Venusberg gegenüber Haus Nr. 22 (Hamburg-Mitte, Neustadt)


HIER WOHNTE
ALBERT TRIEGLAFF
JG. 1913
IM WIDERSTAND / KPD
VERHAFTET 18.9.1933
KZ FUHLSBÜTTEL
SACHSENHAUSEN
NATZWEILER-STRUTHOF
DACHAU
ERMORDET 9.12.1944

Albert Willi Fritz Trieglaff, geb. am 12.3.1913 in Stettin, Haft 1933, im KZ Dachau am 9.12.1944 verstorben

Venusberg gegenüber der Hausnummer 22 (Venusberg 30)

Der Name Trieglaff (Triglaw) geht auf eine slawische Gottheit zurück und bedeutet "Dreikopf". Sie wurde mit drei Köpfen dargestellt, die Augen verbunden, damit sie die Schlechtigkeit der Welt nicht sehen musste. Sie wurde in Stettin und Wollin verehrt.

Aus Stettin und Wollin stammte auch die Familie von Albert Willi Fritz Trieglaff. Er war am 12. März 1913 in Stettin geboren worden. Seinen Vornamen Albert erhielt er in Erinnerung an seinen 1896 verstorbenen Großvater (geb.12.11.1859). Seine Großmutter Anna, geb. Laabs (geb.19.10.1870, gest. 22.9.1922 in Stettin), kam aus Wollin. Die Großeltern hatten am 3. September 1887 in Stettin geheiratet. Alberts Mutter, das Dienstmädchen Hedwig Anna Flora Trieglaff (geb. 4.9.1892 in Stettin) war im November 1911 nach Hamburg gekommen, vermutlich um hier "in Stellung" zu gehen, d.h., als Dienstmädchen zu arbeiten. Sie kehrte im März 1912 nach Stettin zurück und heiratete am 27. März 1920 Alexander Franz Krüger. Wann ihr Sohn Albert nach Hamburg kam, ist nicht überliefert, auch nicht, wer sein Vater war.
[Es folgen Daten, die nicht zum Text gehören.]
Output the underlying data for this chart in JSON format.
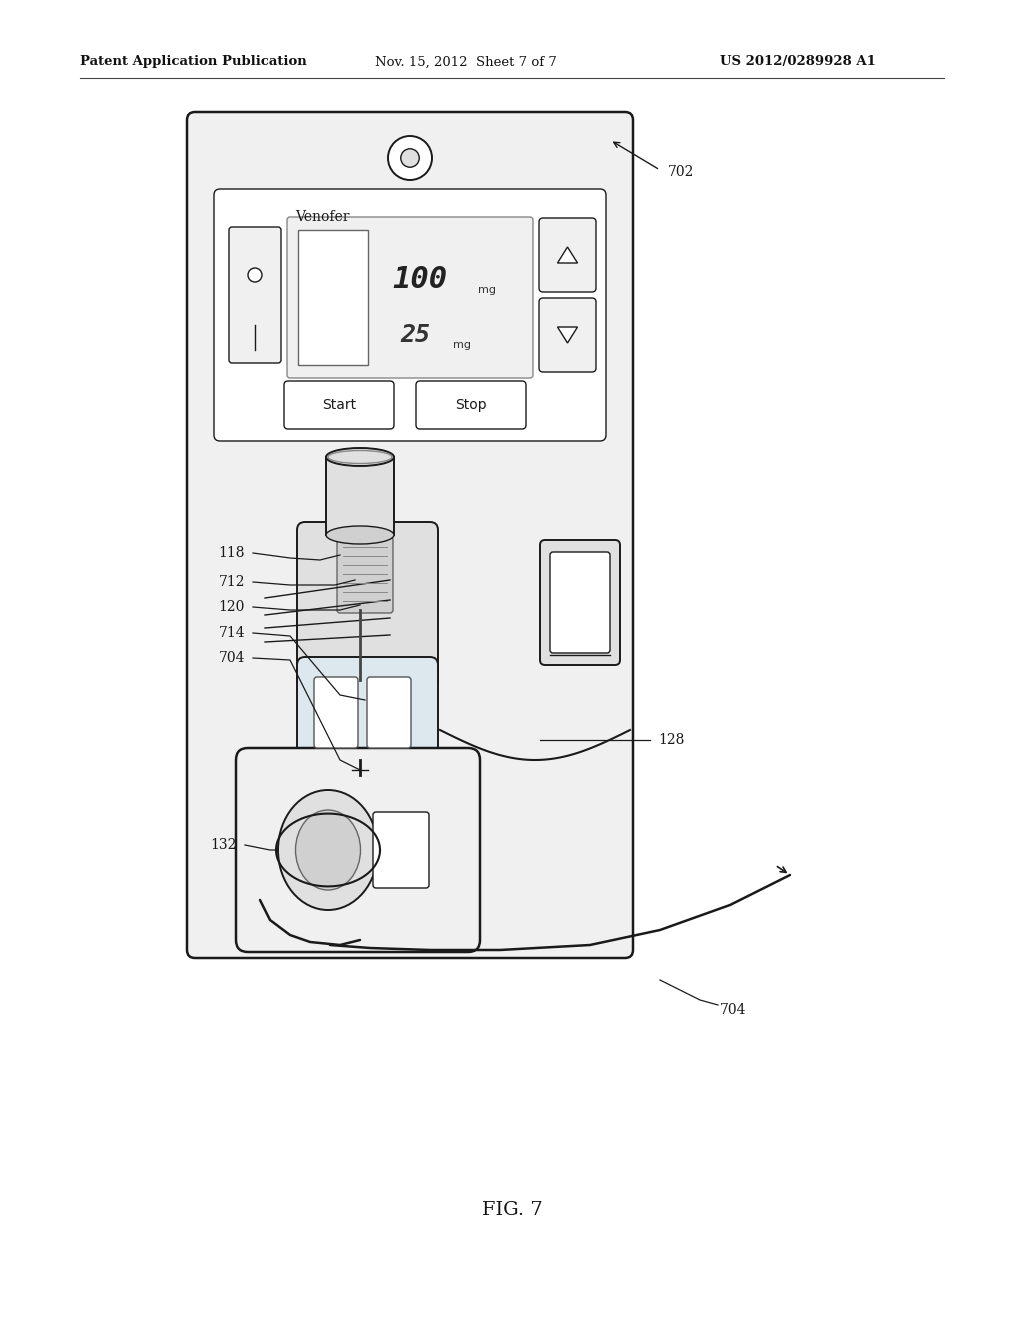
{
  "bg_color": "#ffffff",
  "header_left": "Patent Application Publication",
  "header_mid": "Nov. 15, 2012  Sheet 7 of 7",
  "header_right": "US 2012/0289928 A1",
  "fig_label": "FIG. 7",
  "line_color": "#1a1a1a",
  "fill_white": "#ffffff",
  "fill_light": "#f0f0f0",
  "fill_mid": "#e0e0e0",
  "fill_gray": "#d0d0d0"
}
Das wenige, was bisher über Albert Trieglaff bekannt ist, stammt aus der Wiedergutmachungsakte seiner Tante. Seine Tante Ella Bertha Elisabeth Trieglaff (geb.12.11.1890 in Stettin) hatte ihre Heimat 1912 verlassen. Ihre erste Hamburger Adresse war im Eichholz 9, wo der Maschinist Julius Trieglaff wohnte, wahrscheinlich ein naher Verwandter. In Stettin hatte Ella Trieglaff eine Ausbildung zur Floristin erhalten. In Hamburg arbeitete sie zunächst in einer Schokoladenfabrik. Seit 1926 war sie als Reinmachefrau bei der Allgemeinen-Orts-Krankenkasse (AOK) in der Kaiser-Wilhelm-Straße und beim Finanzamt am Rödingsmarkt tätig. Ella Trieglaff wohnte dann am Venusberg 12 und zog 1924 in die Rothesoodstraße 18.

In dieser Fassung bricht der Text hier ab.